Es geht um die Menschenwürde einer Generation
Ein betagter Mann wird von Verwandten in einem städtischen Seniorenheim abgesetzt. Ein Koffer und ein Müllsack mit Kleidern liegen neben ihm, als ihn die Mitarbeiter finden. Er kann sich weder ausweisen noch wirklich sprechen. Erst 24 Stunden später findet man eine Telefonnummer – und bringt langsam Licht ins Dunkel.
Der Fall wühlt auf, macht fassungslos. Und wirft viele Fragen auf. Was die Verwandten trieb, ist noch unklar. Ist es wirklich Ignoranz oder doch Verzweiflung, weil man sich bei der Pflege des Mannes nicht mehr hinaussah – und keine Hilfe fand?
Jedenfalls wirft der Fall, auch wenn er ein Extrem darstellt, ein grelles Licht auf die Zustände in der Pflege.

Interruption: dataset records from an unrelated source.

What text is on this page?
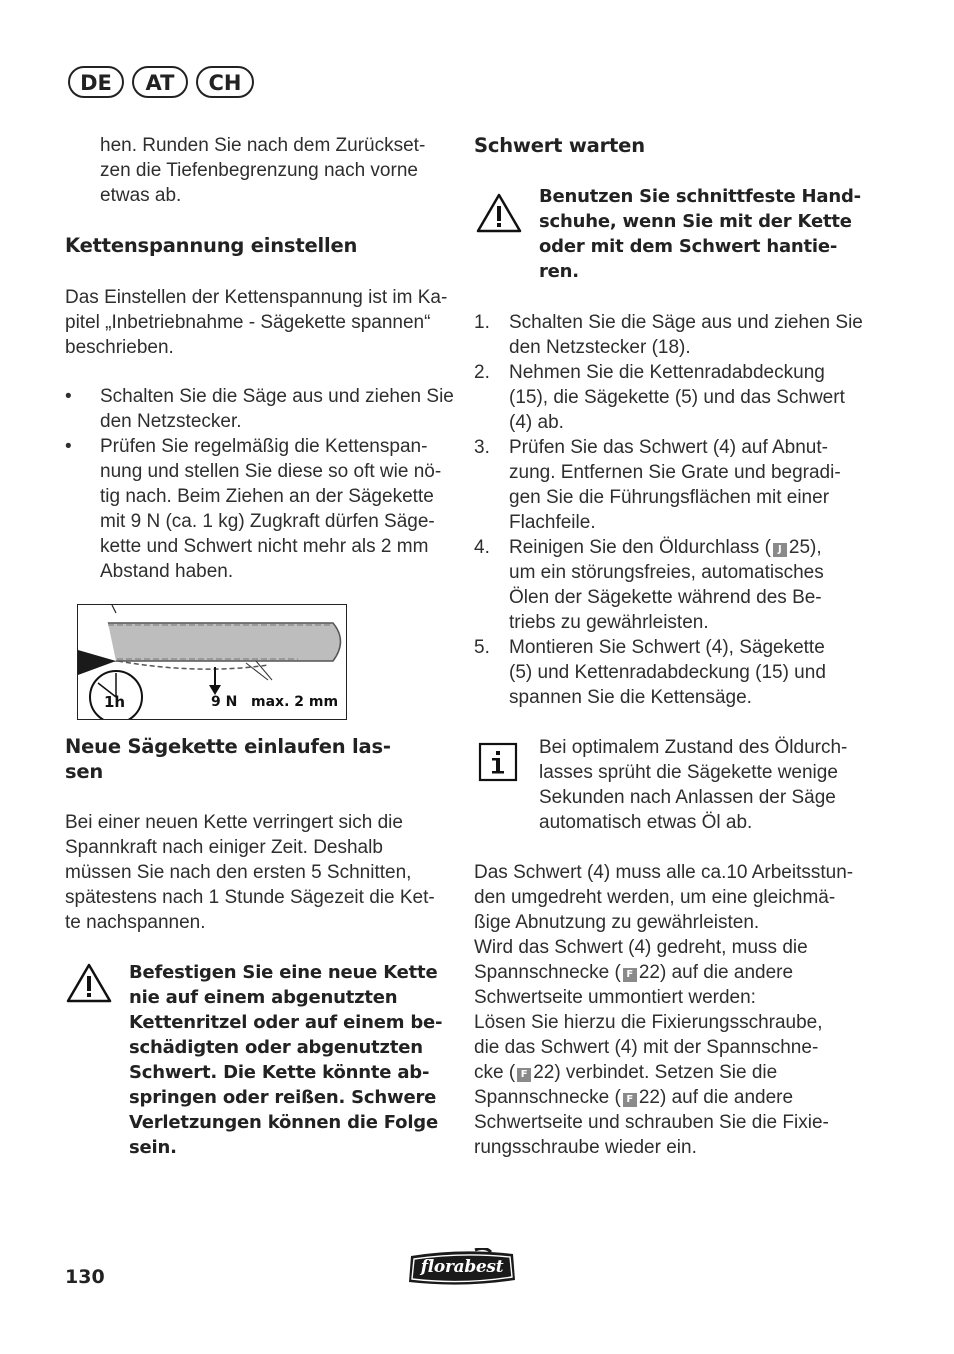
DE	AT	CH
hen. Runden Sie nach dem Zurückset-
zen die Tiefenbegrenzung nach vorne
etwas ab.
Kettenspannung einstellen
Das Einstellen der Kettenspannung ist im Ka-
pitel „Inbetriebnahme - Sägekette spannen“
beschrieben.
• Schalten Sie die Säge aus und ziehen Sie
den Netzstecker.
• Prüfen Sie regelmäßig die Kettenspan-
nung und stellen Sie diese so oft wie nö-
tig nach. Beim Ziehen an der Sägekette
mit 9 N (ca. 1 kg) Zugkraft dürfen Säge-
kette und Schwert nicht mehr als 2 mm
Abstand haben.
1h	9 N max. 2 mm
Neue Sägekette einlaufen las-
sen
Bei einer neuen Kette verringert sich die
Spannkraft nach einiger Zeit. Deshalb
müssen Sie nach den ersten 5 Schnitten,
spätestens nach 1 Stunde Sägezeit die Ket-
te nachspannen.
Befestigen Sie eine neue Kette
nie auf einem abgenutzten
Kettenritzel oder auf einem be-
schädigten oder abgenutzten
Schwert. Die Kette könnte ab-
springen oder reißen. Schwere
Verletzungen können die Folge
sein.
Schwert warten
Benutzen Sie schnittfeste Hand-
schuhe, wenn Sie mit der Kette
oder mit dem Schwert hantie-
ren.
1. Schalten Sie die Säge aus und ziehen Sie
den Netzstecker (18).
2. Nehmen Sie die Kettenradabdeckung
(15), die Sägekette (5) und das Schwert
(4) ab.
3. Prüfen Sie das Schwert (4) auf Abnut-
zung. Entfernen Sie Grate und begradi-
gen Sie die Führungsflächen mit einer
Flachfeile.
4. Reinigen Sie den Öldurchlass ( J 25),
um ein störungsfreies, automatisches
Ölen der Sägekette während des Be-
triebs zu gewährleisten.
5. Montieren Sie Schwert (4), Sägekette
(5) und Kettenradabdeckung (15) und
spannen Sie die Kettensäge.
Bei optimalem Zustand des Öldurch-
lasses sprüht die Sägekette wenige
Sekunden nach Anlassen der Säge
automatisch etwas Öl ab.
Das Schwert (4) muss alle ca.10 Arbeitsstun-
den umgedreht werden, um eine gleichmä-
ßige Abnutzung zu gewährleisten.
Wird das Schwert (4) gedreht, muss die
Spannschnecke ( F 22) auf die andere
Schwertseite ummontiert werden:
Lösen Sie hierzu die Fixierungsschraube,
die das Schwert (4) mit der Spannschne-
cke ( F 22) verbindet. Setzen Sie die
Spannschnecke ( F 22) auf die andere
Schwertseite und schrauben Sie die Fixie-
rungsschraube wieder ein.
130	florabest
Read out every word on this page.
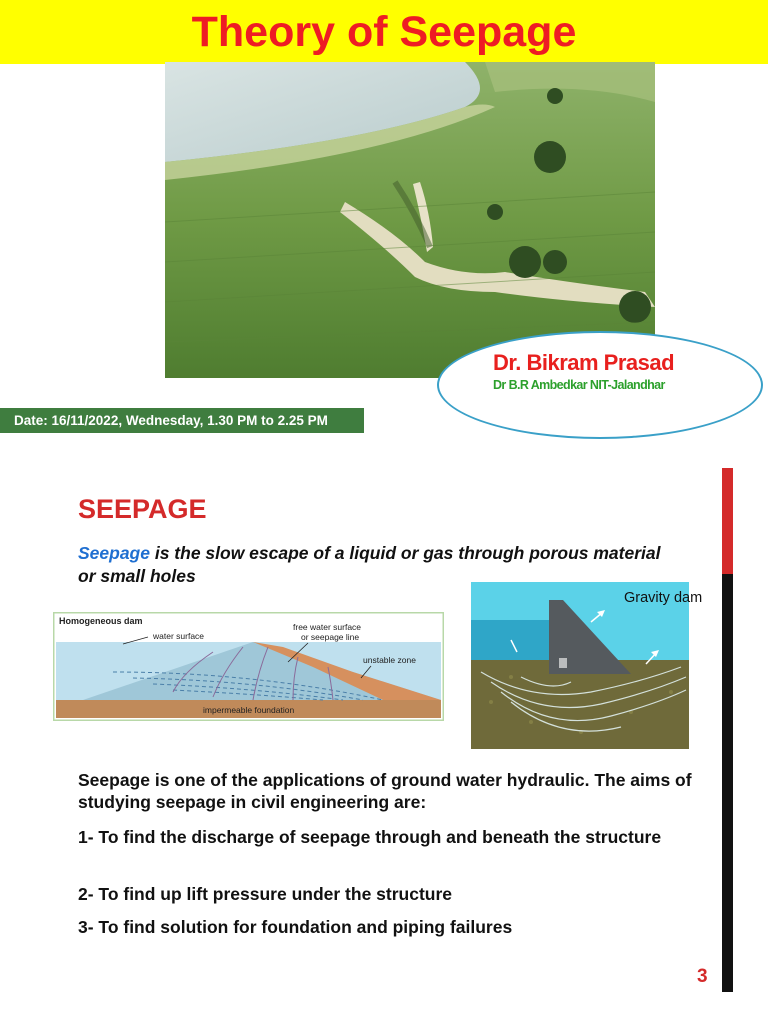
Theory of Seepage
Dr. Bikram Prasad
Dr B.R Ambedkar NIT-Jalandhar
Date: 16/11/2022, Wednesday, 1.30 PM to 2.25 PM
SEEPAGE
Seepage is the slow escape of a liquid or gas through porous material or small holes
Homogeneous dam
water surface
free water surface
or seepage line
unstable zone
impermeable foundation
Gravity dam
Seepage is one of the applications of ground water hydraulic. The aims of studying seepage in civil engineering are:
1- To find the discharge of seepage through and beneath the structure
2- To find up lift pressure under the structure
3- To find solution for foundation and piping failures
3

Es herrscht allerorts Überforderung – mit wachsend kritischen Auswirkungen. Ältere Angehörige, die ins Heim abgeschoben werden. Pflegende, die ihre Aufgabe nicht mehr schaffen. Und eine Politik, die den Problemen nicht mehr Herr wird. Auch weil sie entscheidende Fehler macht. In einer Nacht-und-Nebel-Aktion schaffte das Parlament in Wien den Regress (für Angehörige) in den Heimen ab und brachte damit das System in Schieflage. Die Abstimmung der Systeme – Altenheim, mobile Dienste, Pflege zu Hause – funktioniert nicht mehr. Dazu kommt akuter Mangel an Pflegekräften. Und die chronischen Finanznöte der öffentlichen Hände tun ihr Übriges dazu, dass in der Pflege Notstand nur mehr verwaltet und nicht ausgemerzt wird.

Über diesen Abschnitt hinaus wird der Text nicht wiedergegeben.